La recensione di "Revival", di Dario Germani nelle sale dal 28 novembre grazie alla distribuzione di Enjoy Movie

Recensione a cura di Mario Turco

Confessiamo che capita spesso, durante magari le nostre peregrinazioni festivaliere, di ritagliarci uno spazio per osservare il cinema italiano da una posizione laterale, cioè guardando quei prodotti che non hanno nemmeno la sicurezza di una distribuzione e difatti sono “soltanto” lo sfogo artistico di qualche isolato cineasta. Un cinema “fuori norma”, per usare la fortuna espressione del compianto Adriano Aprà, ostinatamente irregolare ma quasi sempre interessante per segnalare temporalmente vicinanze e distanze rispetto a quello del fratello più commercialmente codificato. È quindi con grande curiosità che ci siamo approcciati a “Revival”, di Dario Germani nelle sale dal 28 novembre grazie alla distribuzione di Enjoy Movie. 

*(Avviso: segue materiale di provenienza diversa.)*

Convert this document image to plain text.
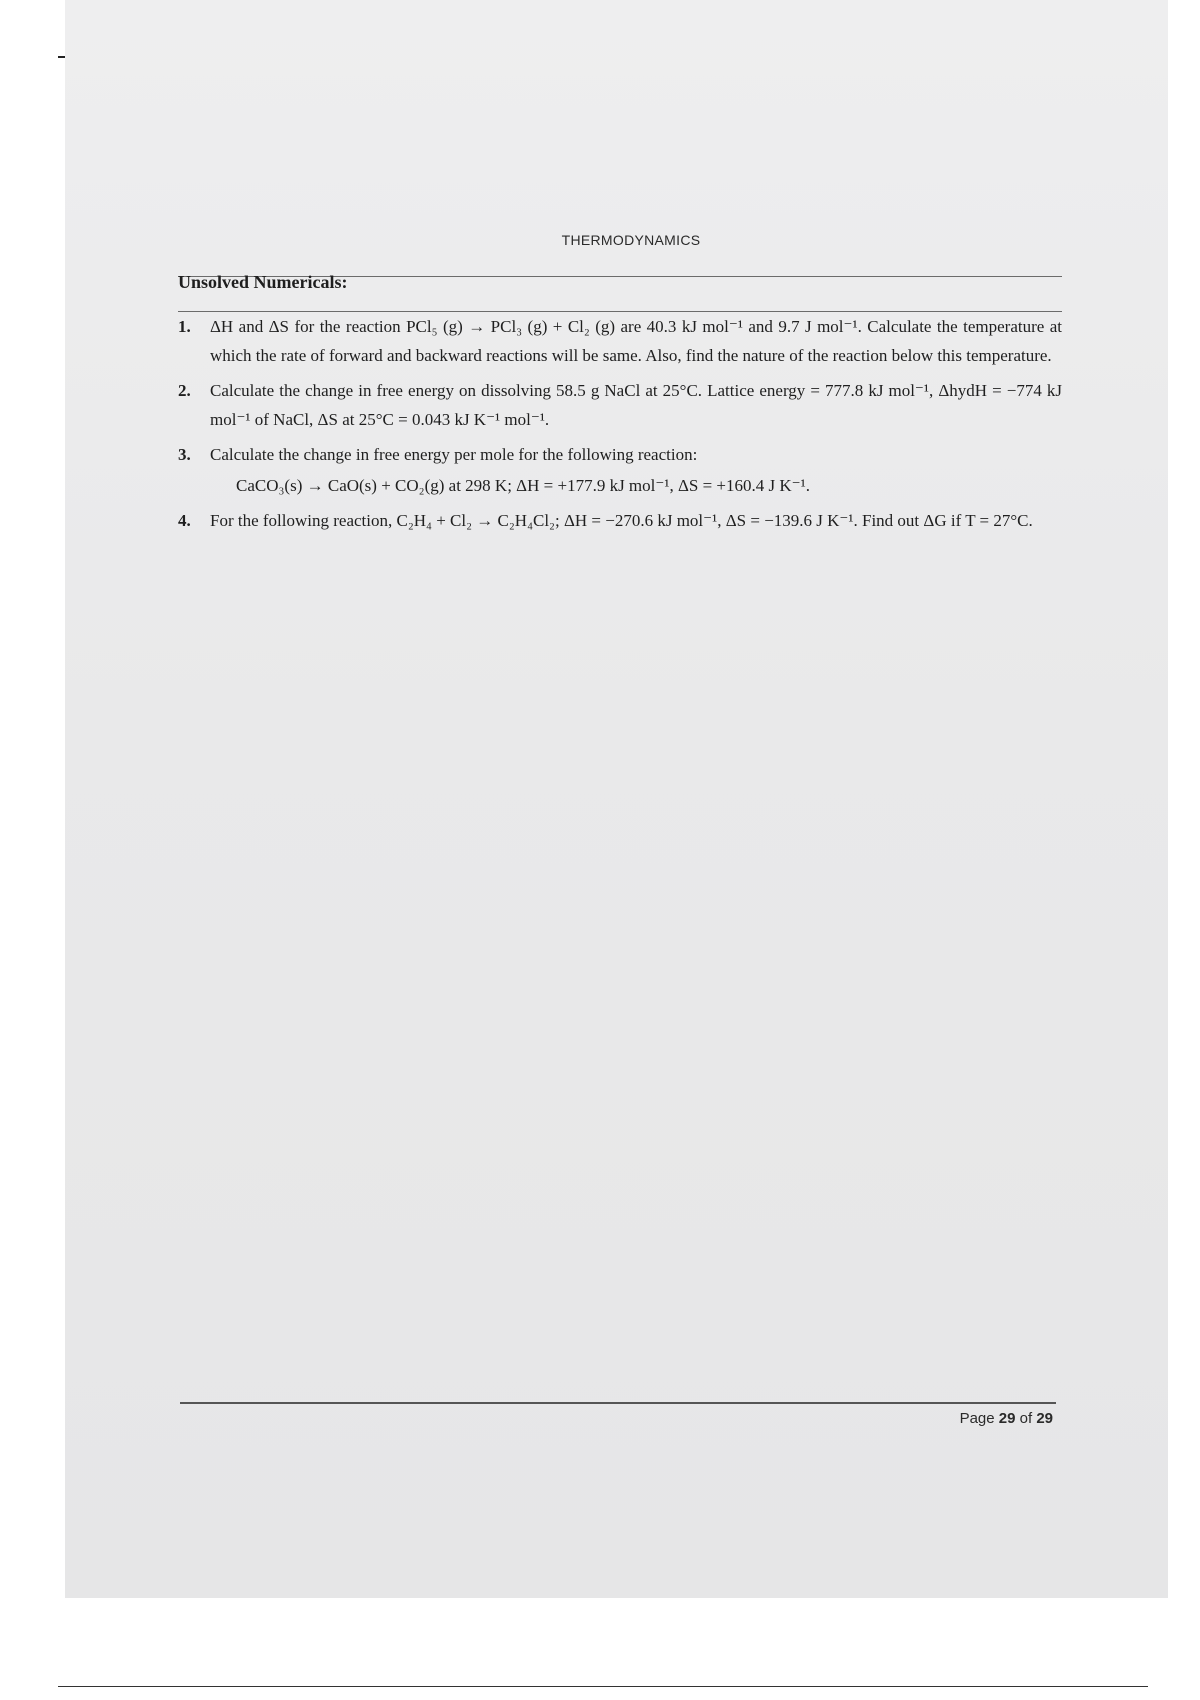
THERMODYNAMICS
Unsolved Numericals:
1. ΔH and ΔS for the reaction PCl₅ (g) → PCl₃ (g) + Cl₂ (g) are 40.3 kJ mol⁻¹ and 9.7 J mol⁻¹. Calculate the temperature at which the rate of forward and backward reactions will be same. Also, find the nature of the reaction below this temperature.
2. Calculate the change in free energy on dissolving 58.5 g NaCl at 25°C. Lattice energy = 777.8 kJ mol⁻¹, ΔhydH = −774 kJ mol⁻¹ of NaCl, ΔS at 25°C = 0.043 kJ K⁻¹ mol⁻¹.
3. Calculate the change in free energy per mole for the following reaction:
CaCO₃(s) → CaO(s) + CO₂(g) at 298 K; ΔH = +177.9 kJ mol⁻¹, ΔS = +160.4 J K⁻¹.
4. For the following reaction, C₂H₄ + Cl₂ → C₂H₄Cl₂; ΔH = −270.6 kJ mol⁻¹, ΔS = −139.6 J K⁻¹. Find out ΔG if T = 27°C.
Page 29 of 29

Strano oggetto cinematografico che più che un “ufo” rappresenta un insospettabile “wannabe mainstream”, l’ultimo lungometraggio del prolifico ed eclettico Germani (in un’intervista a Nocturno persino il direttore Davide Pulici durante la telefonata apprende in diretta del suo coinvolgimento in svariati progetti!) rappresenta nel suo piccolo un caso esemplare dei limiti e dei pregi che un prodotto così volutamente liminare può avere. Revival comincia senza prologhi o presentazioni, gettandoci subito nel dinner in cui i due criminali Richard (Louis Mandylor, che recita ) e Grant (Yonv Joseph) cercano di recuperare le forze dopo la rapina andata a male di cui si sono resi protagonisti. Tra discussione tarantiniane sul caffè e la tensione montante sulla mano insanguinata di Richard, i due dopo aver scoperto di essere stati catapultati dentro i notiziari televisivi fuggono dalla tavola calda alla ricerca di un posto più tranquillo in cui far raffreddare le acque mediatiche. Così nascondono il bottino seppendendolo dentro un bosco – ma la regia sorvola visivamente su una scena che sarebbe stato invece giusto mostrare – per, infine, accettare il passaggio in auto di un fin troppo benevolo medico di campagna (un Michael Parè che dalla sua prima apparizione col suo carisma si fa fin troppo predominante). Qui Revival compie la sua definitiva sterzata thriller, quando il dottor Martin narcotizza i suoi due ospiti per sottometterli alla mercé di esperimenti che provano a superare il confine tra la vita e la morte rendendolo guadabile alle povere vittime di un marito ancora disperatamente alla ricerca della moglie defunta… 


Dario Germani in questo film, scritto con sicumera e piattezza da Justin DiSandro, prova a rendere cerebralmente affascinante il sempiterno tema dell’indagine umana in uno dei pochi regni ancora preclusi ai bipedi razionali: il post-mortem. Rinunciando alla dimensione gore che viene comunque volutamente evocata dallo scantinato in pietra in cui sono rinchiusi i due protagonisti, il regista italiano intervalla i non precisissimi esperimenti del mad doctor – la generica “droga” blu che riporta i malcapitati morti dall’oltretomba; le visioni/incubi comuni a persone che si sono conosciute soltanto dentro quel bugigattolo; le registrazioni di Michael che ci informano soltanto della storia con la moglie morta e non degli insuccessi e dei rifiuti accademici – con una progressione alquanto meccanica delle escursioni nell’altro mondo del ricettivo Richard. I suoi dialoghi distopici con l’amata ex-compagna Alice (Violetta Jackson), all’interno di un sogno/incubo coraggiosamente fatto crollare in un digitale povero ma evocativo, vogliono essere la summa di una riflessione metafisica che flirta sia col dolore di un marito affranto sia con quello di un compagno manchevole. Il problema principale di Revival sta però in una penuria di budget generale che annacqua i suoi spunti in una serie di riflessioni viste e riviste – che le belle musiche di Sergio Cammariere invece di accompagnare sembrano smorzare -, ulteriormente gravate da un ritmo così compassato e smorto che è lontano sia dalla distopia verbale a cui aspirano sia alle derive horror che vorrebbero evocare. E se la risoluzione della vicenda gioca con troppo facilità nell'indefinitezza , questa scelta qui appare il corollario di uno script confuso e di un film tirato via che ha voluto fare leva solo sulle performance dei suoi attori e di una suggestione mortifera più che mortuaria.